Hi all
I have an interesting problem right now with ANTLR4. I have defined the following rules and tokens:
grammar xpc;
file: preprocessor ;
preprocessor:
DEFINE ID (ID | INT) #Macro
;
// Lexer section
DEFINE:
'+define' ;
ID:
ID_LETTER (ID_LETTER | DIGIT)* ;
INT: DIGIT+ ;
fragment
ID_LETTER: 'a'..'z' | 'A'..'Z' ;
fragment
DIGIT: '0'..'9' ;
Now I'm using a listener to grab when the parse tree walk enters the rule Macro and exits the rule macro.

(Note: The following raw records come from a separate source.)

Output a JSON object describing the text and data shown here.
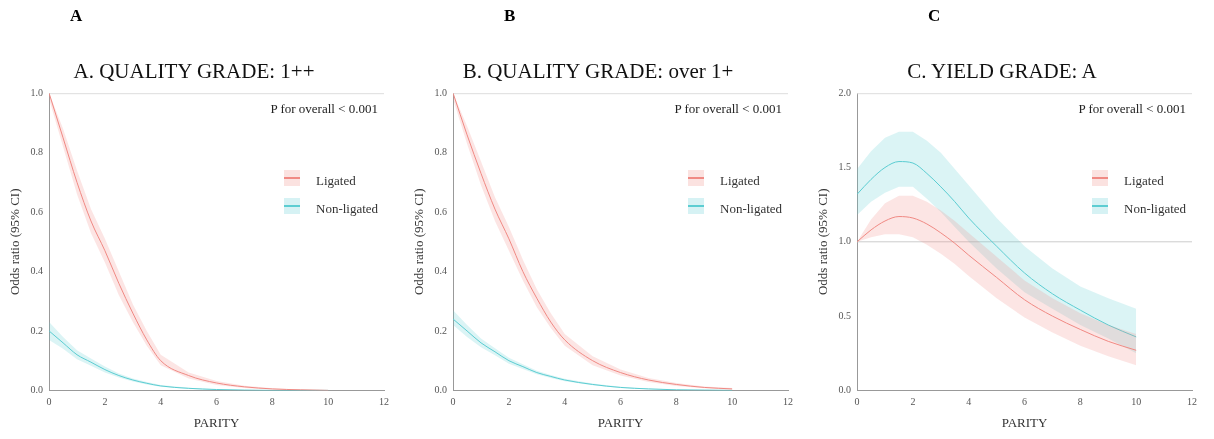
{
  "chart_data": [
    {
      "type": "line",
      "title": "A. QUALITY GRADE: 1++",
      "xlabel": "PARITY",
      "ylabel": "Odds ratio (95% CI)",
      "annotations": [
        "A",
        "P for overall < 0.001"
      ],
      "legend": "right",
      "x": [
        0,
        0.5,
        1,
        1.5,
        2,
        2.5,
        3,
        3.5,
        4,
        5,
        6,
        7,
        8,
        9,
        10
      ],
      "series": [
        {
          "name": "Ligated",
          "color": "#f08a84",
          "values": [
            1.0,
            0.85,
            0.7,
            0.57,
            0.47,
            0.36,
            0.26,
            0.17,
            0.1,
            0.05,
            0.025,
            0.012,
            0.005,
            0.002,
            0.0
          ],
          "lower": [
            0.98,
            0.82,
            0.66,
            0.53,
            0.43,
            0.32,
            0.23,
            0.15,
            0.085,
            0.04,
            0.018,
            0.008,
            0.003,
            0.001,
            0.0
          ],
          "upper": [
            1.0,
            0.88,
            0.74,
            0.61,
            0.51,
            0.4,
            0.29,
            0.2,
            0.12,
            0.06,
            0.032,
            0.016,
            0.007,
            0.003,
            0.001
          ]
        },
        {
          "name": "Non-ligated",
          "color": "#5ccdd2",
          "values": [
            0.2,
            0.16,
            0.12,
            0.095,
            0.07,
            0.05,
            0.035,
            0.024,
            0.015,
            0.007,
            0.003,
            0.001,
            0.0,
            0.0,
            0.0
          ],
          "lower": [
            0.17,
            0.14,
            0.105,
            0.083,
            0.06,
            0.043,
            0.03,
            0.02,
            0.012,
            0.005,
            0.002,
            0.0,
            0.0,
            0.0,
            0.0
          ],
          "upper": [
            0.23,
            0.18,
            0.135,
            0.107,
            0.08,
            0.057,
            0.04,
            0.028,
            0.018,
            0.009,
            0.004,
            0.002,
            0.001,
            0.0,
            0.0
          ]
        }
      ],
      "xlim": [
        0,
        12
      ],
      "xticks": [
        0,
        2,
        4,
        6,
        8,
        10,
        12
      ],
      "ylim": [
        0,
        1
      ],
      "yticks": [
        {
          "value": 0,
          "label": "0.0"
        },
        {
          "value": 0.2,
          "label": "0.2"
        },
        {
          "value": 0.4,
          "label": "0.4"
        },
        {
          "value": 0.6,
          "label": "0.6"
        },
        {
          "value": 0.8,
          "label": "0.8"
        },
        {
          "value": 1,
          "label": "1.0"
        }
      ]
    },
    {
      "type": "line",
      "title": "B. QUALITY GRADE: over 1+",
      "xlabel": "PARITY",
      "ylabel": "Odds ratio (95% CI)",
      "annotations": [
        "B",
        "P for overall < 0.001"
      ],
      "legend": "right",
      "x": [
        0,
        0.5,
        1,
        1.5,
        2,
        2.5,
        3,
        3.5,
        4,
        5,
        6,
        7,
        8,
        9,
        10
      ],
      "series": [
        {
          "name": "Ligated",
          "color": "#f08a84",
          "values": [
            1.0,
            0.86,
            0.73,
            0.61,
            0.51,
            0.4,
            0.31,
            0.23,
            0.17,
            0.1,
            0.06,
            0.035,
            0.02,
            0.01,
            0.005
          ],
          "lower": [
            0.98,
            0.83,
            0.69,
            0.57,
            0.47,
            0.37,
            0.28,
            0.21,
            0.15,
            0.085,
            0.05,
            0.028,
            0.015,
            0.007,
            0.002
          ],
          "upper": [
            1.0,
            0.89,
            0.77,
            0.65,
            0.55,
            0.44,
            0.34,
            0.26,
            0.19,
            0.115,
            0.07,
            0.042,
            0.025,
            0.013,
            0.008
          ]
        },
        {
          "name": "Non-ligated",
          "color": "#5ccdd2",
          "values": [
            0.24,
            0.2,
            0.16,
            0.13,
            0.1,
            0.08,
            0.06,
            0.047,
            0.035,
            0.02,
            0.01,
            0.005,
            0.002,
            0.001,
            0.0
          ],
          "lower": [
            0.22,
            0.18,
            0.145,
            0.118,
            0.09,
            0.072,
            0.054,
            0.042,
            0.031,
            0.017,
            0.008,
            0.004,
            0.001,
            0.0,
            0.0
          ],
          "upper": [
            0.27,
            0.22,
            0.175,
            0.142,
            0.11,
            0.088,
            0.066,
            0.052,
            0.039,
            0.023,
            0.012,
            0.006,
            0.003,
            0.002,
            0.001
          ]
        }
      ],
      "xlim": [
        0,
        12
      ],
      "xticks": [
        0,
        2,
        4,
        6,
        8,
        10,
        12
      ],
      "ylim": [
        0,
        1
      ],
      "yticks": [
        {
          "value": 0,
          "label": "0.0"
        },
        {
          "value": 0.2,
          "label": "0.2"
        },
        {
          "value": 0.4,
          "label": "0.4"
        },
        {
          "value": 0.6,
          "label": "0.6"
        },
        {
          "value": 0.8,
          "label": "0.8"
        },
        {
          "value": 1,
          "label": "1.0"
        }
      ]
    },
    {
      "type": "line",
      "title": "C. YIELD GRADE: A",
      "xlabel": "PARITY",
      "ylabel": "Odds ratio (95% CI)",
      "annotations": [
        "C",
        "P for overall < 0.001"
      ],
      "legend": "right",
      "x": [
        0,
        0.5,
        1,
        1.5,
        2,
        2.5,
        3,
        3.5,
        4,
        5,
        6,
        7,
        8,
        9,
        10
      ],
      "series": [
        {
          "name": "Ligated",
          "color": "#f08a84",
          "values": [
            1.0,
            1.08,
            1.14,
            1.17,
            1.16,
            1.12,
            1.06,
            0.99,
            0.91,
            0.76,
            0.61,
            0.5,
            0.41,
            0.33,
            0.27
          ],
          "lower": [
            1.0,
            1.03,
            1.05,
            1.05,
            1.03,
            0.98,
            0.92,
            0.85,
            0.77,
            0.62,
            0.49,
            0.39,
            0.3,
            0.23,
            0.17
          ],
          "upper": [
            1.0,
            1.15,
            1.26,
            1.31,
            1.31,
            1.27,
            1.21,
            1.14,
            1.06,
            0.9,
            0.74,
            0.62,
            0.52,
            0.44,
            0.38
          ]
        },
        {
          "name": "Non-ligated",
          "color": "#5ccdd2",
          "values": [
            1.32,
            1.42,
            1.5,
            1.54,
            1.53,
            1.46,
            1.37,
            1.27,
            1.16,
            0.97,
            0.79,
            0.65,
            0.54,
            0.44,
            0.36
          ],
          "lower": [
            1.18,
            1.27,
            1.33,
            1.37,
            1.37,
            1.29,
            1.2,
            1.1,
            1.0,
            0.82,
            0.66,
            0.55,
            0.44,
            0.35,
            0.25
          ],
          "upper": [
            1.49,
            1.61,
            1.7,
            1.74,
            1.74,
            1.68,
            1.6,
            1.49,
            1.38,
            1.16,
            0.97,
            0.82,
            0.7,
            0.62,
            0.55
          ]
        }
      ],
      "ref_lines": [
        {
          "axis": "y",
          "value": 1,
          "color": "#cccccc"
        }
      ],
      "xlim": [
        0,
        12
      ],
      "xticks": [
        0,
        2,
        4,
        6,
        8,
        10,
        12
      ],
      "ylim": [
        0,
        2
      ],
      "yticks": [
        {
          "value": 0,
          "label": "0.0"
        },
        {
          "value": 0.5,
          "label": "0.5"
        },
        {
          "value": 1,
          "label": "1.0"
        },
        {
          "value": 1.5,
          "label": "1.5"
        },
        {
          "value": 2,
          "label": "2.0"
        }
      ]
    }
  ]
}
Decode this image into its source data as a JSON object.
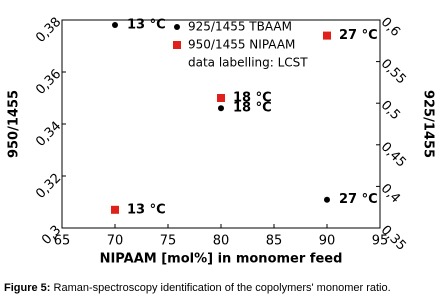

My listener overridden methods are as follows:
@Override
public void enterMacro(xpcParser.MacroContext ctx)
{
// Look for all instances of this MACRO being used in the currently parsed file
// and replace it with the Identifier
System.out.printf("ctx.DEFINE() = %s\n", ctx.DEFINE().getText());
System.out.printf("ctx.ID(0) = %s\n", ctx.ID(0).getText());
if(ctx.ID(1) != null)
{
System.out.printf("ctx.ID(1) = %s\n", ctx.ID(1).getText());
}
else
{
System.out.printf("ctx.INT() = %s\n", ctx.INT().getText());
}
}
@Override
public void exitMacro(xpcParser.MacroContext ctx)
{
}
Now, I have a source file that's very simple:
test.xpc:
+define SOMETHING spare
In my java application, the parse tree walk will generate the following output, given the test.xpc file as an input:
ctx.DEFINE() = +define
ctx.ID(0) = SOMETHING
ctx.INT() = 10100
This is a bit odd, I would expect the rule to hit the second ID token and not the INT.
If I run the testRig on this input using this grammar and generate tokens, the following is seen:
[@0,0:6='+define',<20>,1:0]
[@1,8:16='SOMETHING',<52>,1:8]
[@2,18:22='spare',<52>,1:18]
Looking at the xpc.tokens file generated by ANTLR4, token <52> corresponds to ID.
[-bash-4.2:XPC (master)]$ grep 52 xpc.tokens
ID=52
But why does the parser in my code believe that the string spare is an INT and not an ID?
I'm quite stumped.
-Kishore